“And if I can't? If I'm too broken, too—” Rafe stopped, jaw tight. “What if I'm not capable of being what you need me to be?”
“Then you try anyway,” I said.
Rafe looked at me, and for just a moment, I saw past the masks and the charm and the carefully constructed vulnerability. Saw someone young and scared and desperatelylonely, someone who'd learned to survive by being whatever people needed him to be.
Someone who'd forgotten, maybe, how to just be himself.
“I want to believe that,” he said quietly. “I want to believe it so badly it hurts.”
“Then believe it,” Michael said. “And prove us right.”
Emmy's shriek cut through the moment. “Mr. Rafe! You have to come be the dragon again! Lily says the princess escaped!”
“I'm not a princess!” Sam's outraged voice carried across the meadow.
Rafe's mouth twitched. The tension in his shoulders eased slightly. “Duty calls.”
“Apparently.”
He started back toward the cubs, then paused. Turned. “Daniel. Michael. For what it's worth—” He stopped, seemed to struggle with the words. “I haven't felt this safe in a very long time. And I know that probably sounds like manipulation, because everything I say sounds like manipulation at this point. But it's true.”
He walked away before I could respond, before I could decide whether I believed him.
The cubs swarmed him immediately, Lily reclaiming her perch on his shoulders, Theo presenting him with a new crown he'd apparently been weaving while we talked. Rafe accepted both with what looked like genuine delight, and within moments he was galloping across the meadow making dragon noises while four small warriors tried to bring him down.
“What do you think?” Michael asked quietly.
I watched Rafe pretend to be slain, collapsing dramatically while the cubs cheered their victory. Watched Theo carefully adjust the new crown on his head. Watched Emmy show him her bandaged knee with pride, clearly considering him her personal hero for the day.

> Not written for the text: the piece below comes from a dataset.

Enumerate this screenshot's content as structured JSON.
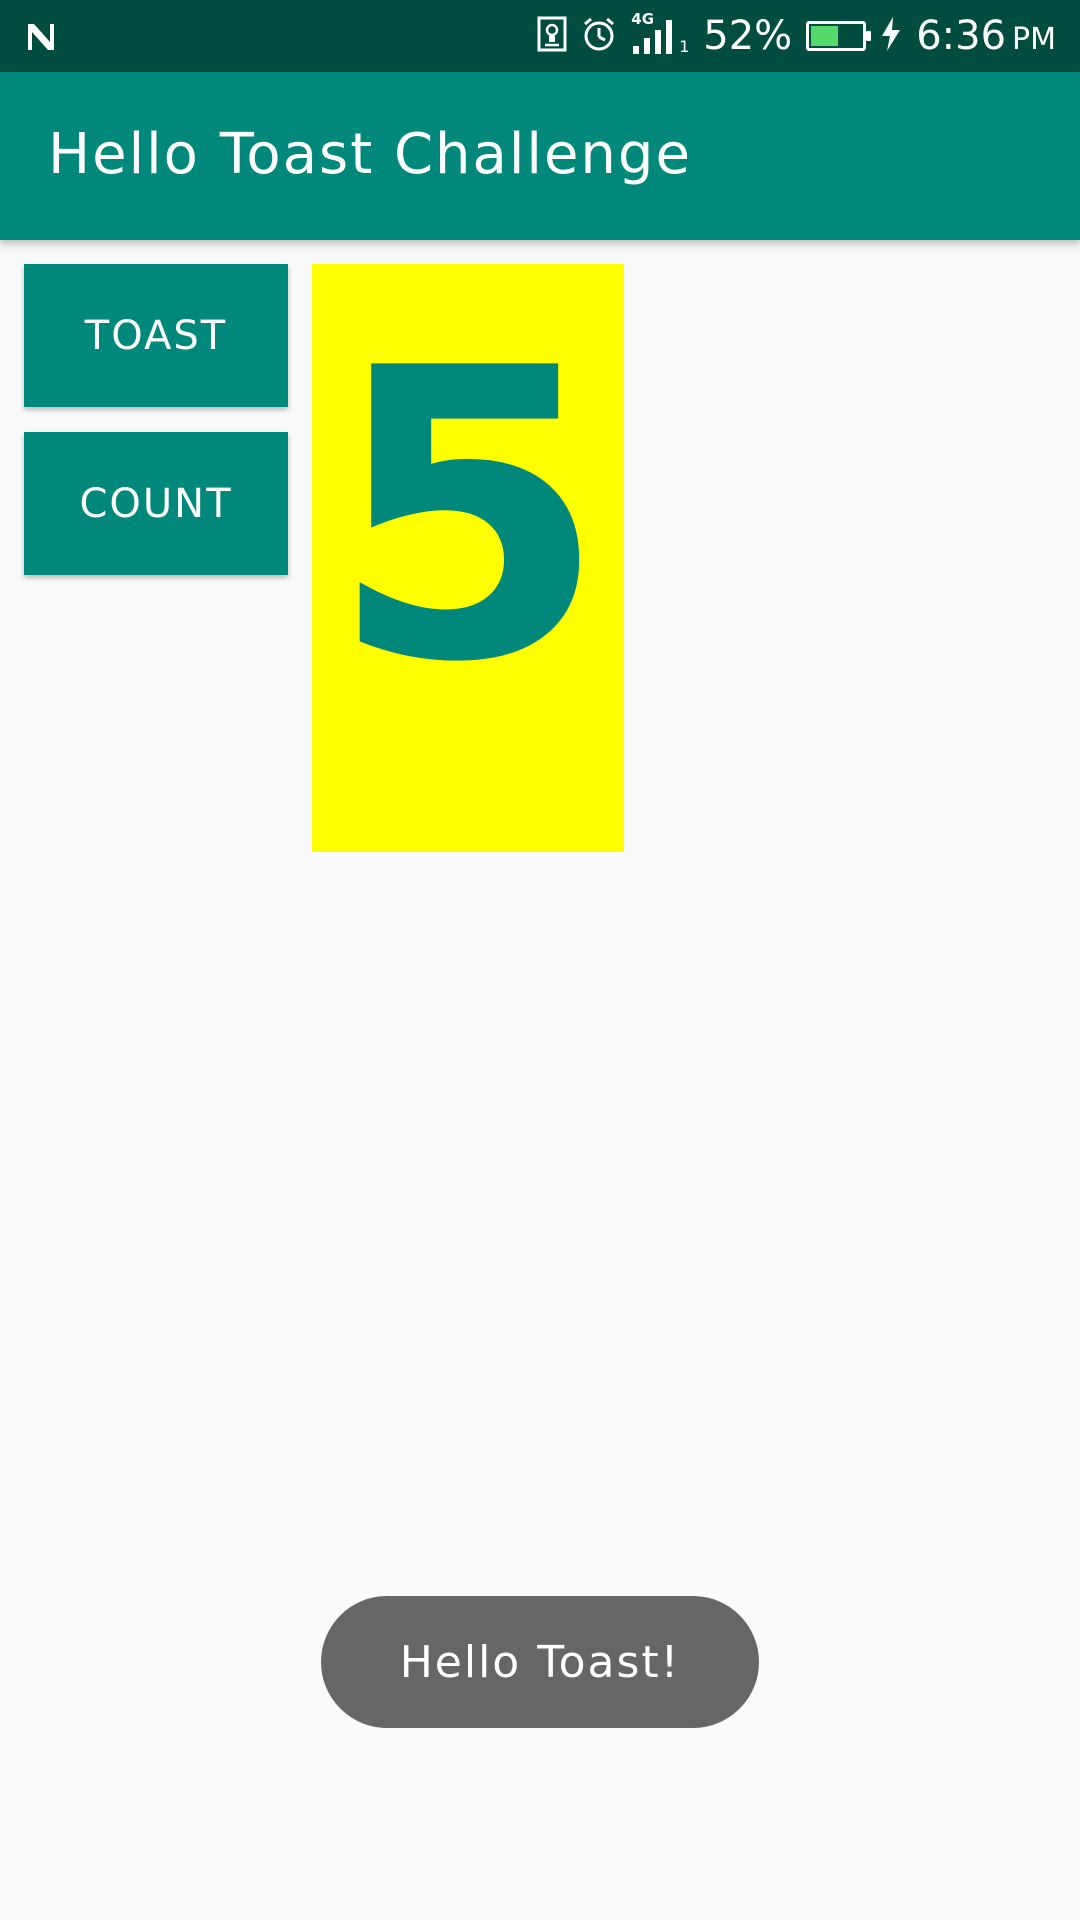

“I think,” I said slowly, “that he's either exactly what he appears to be—a broken man looking for somewhere to belong—or he's the most dangerous person I've ever let into my pack.”
“Can't it be both?”
I looked at Michael. At the man who'd lost his wife and found his way to me anyway. At the man who saw good in people because he chose to, not because he was naive.
“Yeah,” I said. “It probably can.”
11
THE SPACES WHERE LONELINESS LIVES
DANIEL
The forest pressed closer than it should have, shadows pooling in ways that suggested depth beyond what existed. The air tasted wrong. Copper and ozone threaded through pine, like a storm building just beyond sight.
Alaric walked on my left, silent and watchful in a way that reminded me uncomfortably of his father. Twenty-six years old and already carrying himself like he had something to prove to the world. Which he did, constantly, to everyone who would listen.
Rafe walked on my right, still favoring his left side slightly, breathing easy despite the pace I'd set. I'd brought him along partly to test his healing, partly because he'd asked and I was still weighing whether that eagerness was genuine or something else.
“You didn't have to come,” Alaric said to Rafe, not bothering to hide the edge in his voice. “Perimeter checks are pack business.”
“I know.” Rafe's tone stayed mild, unbothered. “But I'm trying to be useful. Sitting in that room makes me feel like a prisoner.”
“You're a guest.”
Rafe glanced at me, something flickering in his amber eyes that I couldn't quite read. “Feels about the same from where I'm standing.”
Alaric made a sound that wasn't quite a growl. He'd been against taking Rafe in from the start. Made his position clear in the pack meeting, said we were bringing a liability into our territory when we could barely handle the threats we already had.